Rabu, 27 Juni 2012

Bung Karno: Pengadilan




BAB XI: Pengadilan
16 JUNI 1930, berita sura tkabar tentang pidato Gubernur Jendral pada pembukaan sidang Dewan Rakyat
memuat pengurnuman bahwa “Sukarno akan dihadapkan di muka pengadilan dengan segera.
“Tanggalnya sudah ditetapkan untuk pengadilan ini. Hanya tiga minggu sebelum aku bertemu dengan
pembela‐pembelaku yang kupilih sendiri: Suyudi S.H., ketua P.N.I. cabang Jawa Tengah, yaitu tuan rumah
dimana aku ditangkap; Sartono S.H., seorang rekan dari Algemeene Studieclub yang lama dan tinggal di
Jakarta dan menjadi Wakil Ketua yang mengurus soal keuangan partai; Sastromuljono S.H., seorang
kawan dan patriot yang tinggal di Bandung. Tidak dengan bayaran. Dan memang tidak ada uang untuk
membayar. Para pembelaku bahkan menanggung pengeluaran mereka masing‐masing.
Dalam pertemuanku yang pertama dengan Sartono aku mengatakan, “Terlintas dalam pikiran saya
bahwa menjadi kewajibankulah untuk mempersiapkan pembelaanku sendiri.”
“Bung maksud dari segi politik?”
“Ya, sedang tanggung jawab Bung mempersiapkan segi juridisnya.”
Ia kelihatan memikirkan soal itu. “Saya tahu,” ia mengerutkan dahi, “bahwa dalam kedudukan Bung
sebagai Ketua Partai, bagian Propaganda Politik, tak seorangpun yang sanggup mempersiapkan pokokpokok
persoalan seperti Bung. Akan tetapi menurut pendapat Bung, apakah prosedur ini lazim dalam
pengadilan?”
Aku memandang dalam kemata kawanku yang kelihatan suram memikirkan soal ini. Ia kelihatan seperti
memerlukan lebih banyak bantuan daripada yang kuperlukan. Aku menempatkan sebelah tanganku ke
atas bahunya untuk menyenangkan hatinya. “Sartono,” kataku, “bukan maksud saya untuk
membanggakan diri saya. Akan tetapi ketika saya masuk bui, begitulah yang kuputuskan. Kalau sudah
nasib saya untuk menahankan siksaan, biarkanlah saya. Bukankah lebih baik Sukarno menderita untuk
sementara daripada Indonesia menderita untuk selama‐lamanya?”

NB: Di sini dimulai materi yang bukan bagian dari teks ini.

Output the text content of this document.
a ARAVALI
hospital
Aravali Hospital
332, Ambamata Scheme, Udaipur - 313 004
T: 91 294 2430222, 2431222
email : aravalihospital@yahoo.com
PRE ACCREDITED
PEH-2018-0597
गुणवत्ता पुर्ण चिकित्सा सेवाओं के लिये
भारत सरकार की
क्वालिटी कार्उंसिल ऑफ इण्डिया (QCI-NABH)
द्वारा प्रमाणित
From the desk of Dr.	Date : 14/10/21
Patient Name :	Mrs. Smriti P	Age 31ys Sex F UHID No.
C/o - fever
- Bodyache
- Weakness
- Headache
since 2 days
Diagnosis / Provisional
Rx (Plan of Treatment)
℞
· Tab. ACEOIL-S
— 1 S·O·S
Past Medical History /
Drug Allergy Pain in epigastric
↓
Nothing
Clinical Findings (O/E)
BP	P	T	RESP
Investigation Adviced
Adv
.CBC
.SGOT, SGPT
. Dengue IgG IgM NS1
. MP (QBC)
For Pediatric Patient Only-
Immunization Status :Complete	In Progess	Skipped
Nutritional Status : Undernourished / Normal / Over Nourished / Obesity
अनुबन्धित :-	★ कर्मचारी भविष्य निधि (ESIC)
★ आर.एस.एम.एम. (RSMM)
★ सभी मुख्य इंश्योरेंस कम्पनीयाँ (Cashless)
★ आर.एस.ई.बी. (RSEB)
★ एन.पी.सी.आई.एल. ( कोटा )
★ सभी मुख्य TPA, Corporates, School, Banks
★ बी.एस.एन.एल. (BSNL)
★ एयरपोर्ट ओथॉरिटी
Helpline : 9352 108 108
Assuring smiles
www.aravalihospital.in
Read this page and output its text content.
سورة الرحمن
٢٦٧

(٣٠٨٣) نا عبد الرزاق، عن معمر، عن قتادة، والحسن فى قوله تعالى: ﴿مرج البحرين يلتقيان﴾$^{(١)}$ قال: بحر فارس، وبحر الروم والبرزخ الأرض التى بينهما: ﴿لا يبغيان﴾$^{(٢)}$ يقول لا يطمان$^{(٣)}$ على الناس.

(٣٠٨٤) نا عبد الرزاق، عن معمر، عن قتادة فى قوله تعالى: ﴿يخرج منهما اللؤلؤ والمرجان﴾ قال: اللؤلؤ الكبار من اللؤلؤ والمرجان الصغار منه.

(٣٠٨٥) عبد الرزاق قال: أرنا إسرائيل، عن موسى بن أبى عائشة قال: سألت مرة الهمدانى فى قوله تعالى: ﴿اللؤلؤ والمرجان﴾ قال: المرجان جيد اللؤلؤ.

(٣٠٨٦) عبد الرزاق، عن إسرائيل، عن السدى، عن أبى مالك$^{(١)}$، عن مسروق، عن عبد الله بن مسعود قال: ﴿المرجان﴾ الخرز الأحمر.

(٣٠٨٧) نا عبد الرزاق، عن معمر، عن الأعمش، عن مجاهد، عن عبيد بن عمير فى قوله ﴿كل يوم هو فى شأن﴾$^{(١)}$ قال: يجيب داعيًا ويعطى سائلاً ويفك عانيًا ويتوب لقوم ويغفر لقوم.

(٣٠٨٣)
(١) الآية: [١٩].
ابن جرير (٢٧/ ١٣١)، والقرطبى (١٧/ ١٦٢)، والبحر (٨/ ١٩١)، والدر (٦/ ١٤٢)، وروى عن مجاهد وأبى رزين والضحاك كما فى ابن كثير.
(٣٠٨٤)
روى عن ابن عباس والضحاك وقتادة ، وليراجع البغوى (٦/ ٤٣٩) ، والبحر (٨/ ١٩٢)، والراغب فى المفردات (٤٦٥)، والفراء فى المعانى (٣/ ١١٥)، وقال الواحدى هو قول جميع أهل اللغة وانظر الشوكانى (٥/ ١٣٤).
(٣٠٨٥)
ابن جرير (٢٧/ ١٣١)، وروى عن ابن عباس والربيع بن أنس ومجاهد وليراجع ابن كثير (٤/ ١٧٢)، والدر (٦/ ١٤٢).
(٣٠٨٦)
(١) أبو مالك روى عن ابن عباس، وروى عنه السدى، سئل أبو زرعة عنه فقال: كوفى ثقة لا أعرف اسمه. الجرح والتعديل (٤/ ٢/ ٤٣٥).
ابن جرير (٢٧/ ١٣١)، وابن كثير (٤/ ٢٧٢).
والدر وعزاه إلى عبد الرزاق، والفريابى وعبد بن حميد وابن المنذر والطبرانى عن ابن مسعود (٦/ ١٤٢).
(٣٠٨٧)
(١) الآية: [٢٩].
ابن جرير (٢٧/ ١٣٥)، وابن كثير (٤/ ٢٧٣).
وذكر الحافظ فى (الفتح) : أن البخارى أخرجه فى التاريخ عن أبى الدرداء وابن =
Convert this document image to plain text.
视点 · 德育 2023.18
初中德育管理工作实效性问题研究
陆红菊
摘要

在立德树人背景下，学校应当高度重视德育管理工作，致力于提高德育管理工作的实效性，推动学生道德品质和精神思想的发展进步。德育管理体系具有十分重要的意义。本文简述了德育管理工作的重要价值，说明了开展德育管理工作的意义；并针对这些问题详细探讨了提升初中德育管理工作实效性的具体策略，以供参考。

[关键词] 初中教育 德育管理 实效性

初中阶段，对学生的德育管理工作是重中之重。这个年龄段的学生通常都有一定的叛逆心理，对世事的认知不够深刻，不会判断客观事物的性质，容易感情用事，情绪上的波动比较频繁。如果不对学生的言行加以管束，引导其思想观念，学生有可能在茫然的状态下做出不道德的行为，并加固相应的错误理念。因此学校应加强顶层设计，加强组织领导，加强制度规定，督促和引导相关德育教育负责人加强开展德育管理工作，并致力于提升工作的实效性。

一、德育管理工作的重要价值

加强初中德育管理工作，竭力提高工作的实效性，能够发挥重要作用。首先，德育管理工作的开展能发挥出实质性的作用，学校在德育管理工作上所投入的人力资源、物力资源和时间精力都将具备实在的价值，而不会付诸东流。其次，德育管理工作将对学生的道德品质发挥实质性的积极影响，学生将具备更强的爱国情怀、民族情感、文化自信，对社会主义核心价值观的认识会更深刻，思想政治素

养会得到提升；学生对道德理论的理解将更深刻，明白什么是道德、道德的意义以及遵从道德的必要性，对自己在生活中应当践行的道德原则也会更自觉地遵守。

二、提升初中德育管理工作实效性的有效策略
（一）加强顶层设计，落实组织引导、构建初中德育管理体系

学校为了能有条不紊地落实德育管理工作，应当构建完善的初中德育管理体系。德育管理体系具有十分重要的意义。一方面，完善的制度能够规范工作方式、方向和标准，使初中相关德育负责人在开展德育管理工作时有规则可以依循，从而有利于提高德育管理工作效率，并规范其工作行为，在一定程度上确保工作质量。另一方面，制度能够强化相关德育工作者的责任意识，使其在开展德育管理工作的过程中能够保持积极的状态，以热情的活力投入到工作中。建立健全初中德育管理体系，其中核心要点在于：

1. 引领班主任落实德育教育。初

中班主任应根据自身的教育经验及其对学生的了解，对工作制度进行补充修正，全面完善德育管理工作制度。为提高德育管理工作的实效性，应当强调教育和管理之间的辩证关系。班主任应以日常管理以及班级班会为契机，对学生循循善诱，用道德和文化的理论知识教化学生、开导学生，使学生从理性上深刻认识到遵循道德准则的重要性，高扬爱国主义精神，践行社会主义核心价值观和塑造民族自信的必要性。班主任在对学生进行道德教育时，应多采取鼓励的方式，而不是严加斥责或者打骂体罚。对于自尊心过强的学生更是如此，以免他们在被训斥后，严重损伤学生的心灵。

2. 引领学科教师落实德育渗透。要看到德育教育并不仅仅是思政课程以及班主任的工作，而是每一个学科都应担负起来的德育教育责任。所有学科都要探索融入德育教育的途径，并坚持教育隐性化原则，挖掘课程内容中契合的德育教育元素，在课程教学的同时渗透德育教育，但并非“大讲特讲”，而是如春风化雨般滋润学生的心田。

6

“Saya masih berpikir apakah ini jalan yang paling baik agar Bung bebas dari tuntutan hukum,” katanya
dengan sedih.
Ia tahu dan aku tahu, bahwa aku takkan bisa bebas. Kami diizinkan untuk bertemu antara empat mata di
suatu ruangan tersendiri selama satu jam dalam seminggu. Tiada seorangpun yang mendengarkan kami,
jadi akulah yang pertama harus mengajak untuk membicarakan apa yang terselip dalam pikiran kami
berdua. “Bung tahu betul,” aku mulai dengan lunak, “bahwa semuanya hanya akan berpura‐pura saja.
Berita bahwa kepada saya sudah dijatuhkan hukuman, telah menetes dari kawan‐kawan kita di Negeri
Belanda. Sekalipun informasi yang demikian tidak dikirimkan kepada saya, tapi saya tahu bahwa
pengaduan ke depan pengadilan ini hanya sandiwara saja. Bung pun tahu. Mereka harus menghukum
kita. Terutama saya. Saya adalah biang keladinya.”
“Ya,” keluhnya, “Saya sudah membaca berita pers di surat kabar.”,,Seperti misalnya kepala berita harian
“Sukarno PASTI dihukum’ dan ‘Tidak mungkin membebaskan Sukarno dari tuntutan kata para pembesar.’
Saya tahu. Sayapun membacanya.” Sartono membuka kaca matanya, membersihkannya lalu
memakainya kembali.
“Semenjak tanggal 29 Desember suasana hangat dari masyarakat di sini dan di Negeri Belanda tidak
henti‐hentinya menghasut,” aku menyatakan, “Kedua negeri ini menoleh padaku untuk buka suara. Aku
tidak dapat menyerahkan hal ini kepada orang lain. Ya, memang ada Bung dan pehasehat‐penasehat
lainnya, akan tetapi saudara‐saudara mempunyai segi‐segi hukumnya sendiri untuk diajukan. Tinggal dua
minggu lagi ke depan pengadilan.”
“Saja cepat‐cepat datang kemari, segera setelah mendengar kabar,” ia minta maaf, “Akan tetapi polisi
mempersulit persoalannya. Nampaknya untuk beberapa waktu seakan‐akan saya sendiri berada dalam
bahaya penahanan.”
Aku melihat kepadanya dengan mata berlinang karena terimakasih. “Sartono, saya menghargai segala
usahamu. Namun, cara ahli hukum bekerja tidak menyimpang dari ketentuan hukum. Dia sangat terikat
untuk menjalankan hukum. Suatu revolusi melemparkan hukum yang ada dan maju terus tanpa
menghiraukan hukum itu. Jadi sukar untuk merencanakan suatu revolusi dengan ahli hukum. Kita
memerlukan getaran perasaan kemanusiaan. Inilah yang akan saya kemukakan.”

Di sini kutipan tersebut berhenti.